UNION ALL vs UNION. UNION implies DISTINCT, requiring a sort or hash to deduplicate. Use UNION ALL when duplicates are acceptable or impossible.

Join elimination. PostgreSQL can eliminate unused LEFT JOINs when the joined table's columns are not referenced in SELECT, WHERE, or ORDER BY. This optimization applies only when the join has a UNIQUE or PRIMARY KEY constraint.

Engine Differences

MySQL CTEs (8.0+) are derived tables that the optimizer may merge or materialize automatically. MySQL has no

MATERIALIZED
/
NOT MATERIALIZED
keywords -- you cannot control CTE materialization.

MySQL lacks LATERAL joins. Use correlated subqueries instead. For complex cases, rewrite as derived tables with join conditions.

MySQL IN-to-EXISTS optimization. MySQL's optimizer automatically converts

IN (subquery)
to EXISTS in many cases, making the performance difference less pronounced than in PostgreSQL.

MySQL STRAIGHT_JOIN forces join order, equivalent to PostgreSQL's approach of setting

join_collapse_limit = 1
. Use when the optimizer consistently chooses the wrong join order.

Real-World Case Studies

E-commerce API with 200ms p99 latency target.
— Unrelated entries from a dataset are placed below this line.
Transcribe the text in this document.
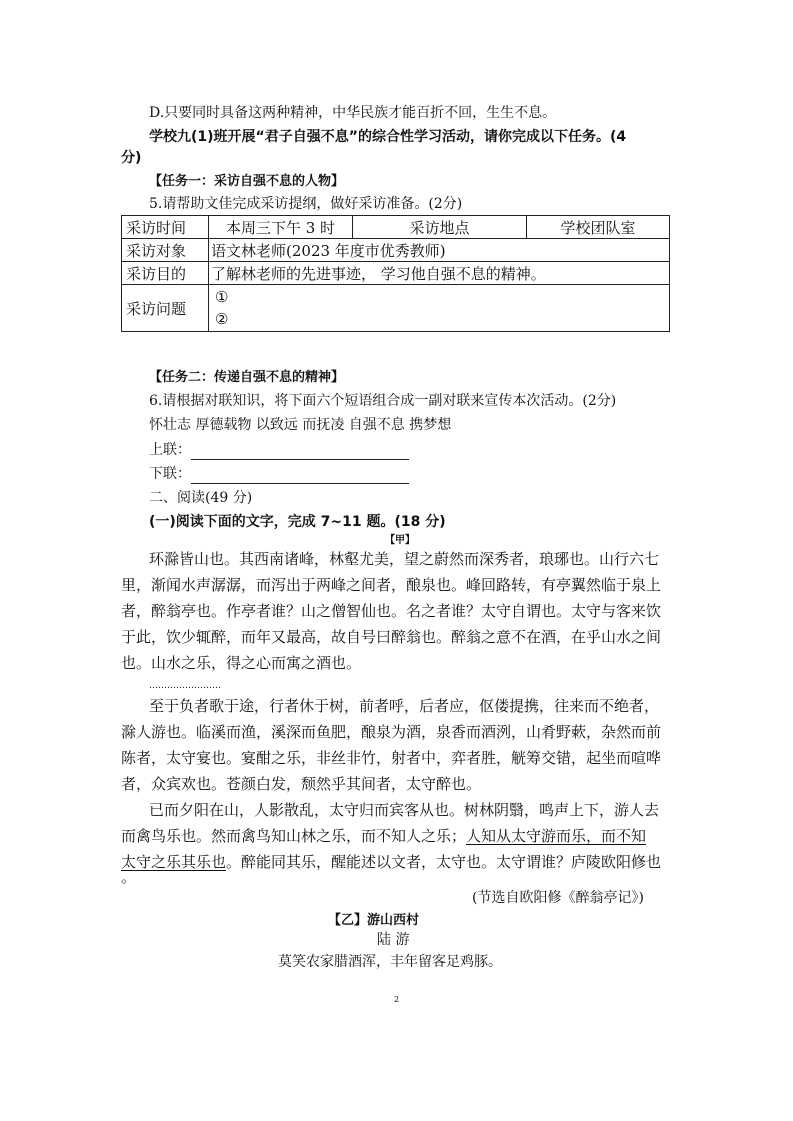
D.只要同时具备这两种精神，中华民族才能百折不回，生生不息。
学校九(1)班开展“君子自强不息”的综合性学习活动，请你完成以下任务。(4
分)
【任务一：采访自强不息的人物】
5.请帮助文佳完成采访提纲，做好采访准备。(2分)
采访时间	本周三下午 3 时	采访地点	学校团队室
采访对象	语文林老师(2023 年度市优秀教师)		
采访目的	了解林老师的先进事迹， 学习他自强不息的精神。		
采访问题	①
②		
【任务二：传递自强不息的精神】
6.请根据对联知识，将下面六个短语组合成一副对联来宣传本次活动。(2分)
怀壮志 厚德载物 以致远 而抚凌 自强不息 携梦想
上联：
下联：
二、阅读(49 分)
(一)阅读下面的文字，完成 7~11 题。(18 分)
【甲】
环滁皆山也。其西南诸峰，林壑尤美，望之蔚然而深秀者，琅琊也。山行六七
里，渐闻水声潺潺，而泻出于两峰之间者，酿泉也。峰回路转，有亭翼然临于泉上
者，醉翁亭也。作亭者谁？山之僧智仙也。名之者谁？太守自谓也。太守与客来饮
于此，饮少辄醉，而年又最高，故自号曰醉翁也。醉翁之意不在酒，在乎山水之间
也。山水之乐，得之心而寓之酒也。
……………………
至于负者歌于途，行者休于树，前者呼，后者应，伛偻提携，往来而不绝者，
滁人游也。临溪而渔，溪深而鱼肥，酿泉为酒，泉香而酒洌，山肴野蔌，杂然而前
陈者，太守宴也。宴酣之乐，非丝非竹，射者中，弈者胜，觥筹交错，起坐而喧哗
者，众宾欢也。苍颜白发，颓然乎其间者，太守醉也。
已而夕阳在山，人影散乱，太守归而宾客从也。树林阴翳，鸣声上下，游人去
而禽鸟乐也。然而禽鸟知山林之乐，而不知人之乐；人知从太守游而乐，而不知
太守之乐其乐也。醉能同其乐，醒能述以文者，太守也。太守谓谁？庐陵欧阳修也
。
(节选自欧阳修《醉翁亭记》)
【乙】游山西村
陆 游
莫笑农家腊酒浑，丰年留客足鸡豚。
2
The top slow query used

WHERE LOWER(email) = lower(?)
on a 50M users table. An expression index
CREATE INDEX ON users (lower(email))
combined with the sargable predicate
WHERE lower(email) = lower(?)
dropped the query from 1.2 seconds to 2ms. A second optimization replaced
OFFSET 10000 LIMIT 20
pagination in the order listing endpoint with keyset pagination using
WHERE id > ? ORDER BY id LIMIT 20
, reducing paginated queries from 400ms to 4ms regardless of page depth.

Source

Process

  1. Read the key concepts to understand sargable predicates, EXISTS vs IN, CTE behavior, and LATERAL joins.
  2. Apply these transformations to slow queries, rewriting non-sargable predicates and replacing problematic patterns.
  3. Verify with EXPLAIN ANALYZE that the rewritten query uses a better execution plan and confirm the performance improvement.

Harness Integration

  • Type: knowledge -- this skill is a reference document, not a procedural workflow.
  • No tools or state -- consumed as context by other skills and agents.
  • related_skills: db-explain-reading, db-scan-types, db-query-statistics, db-btree-index, db-composite-index, db-denormalization

Success Criteria

  • Queries use sargable predicates with indexed columns bare and untransformed.
  • EXPLAIN ANALYZE confirms improved plan choice (Index Scan instead of Seq Scan, Hash Join instead of Nested Loop).
  • Keyset pagination replaces OFFSET for large-table pagination.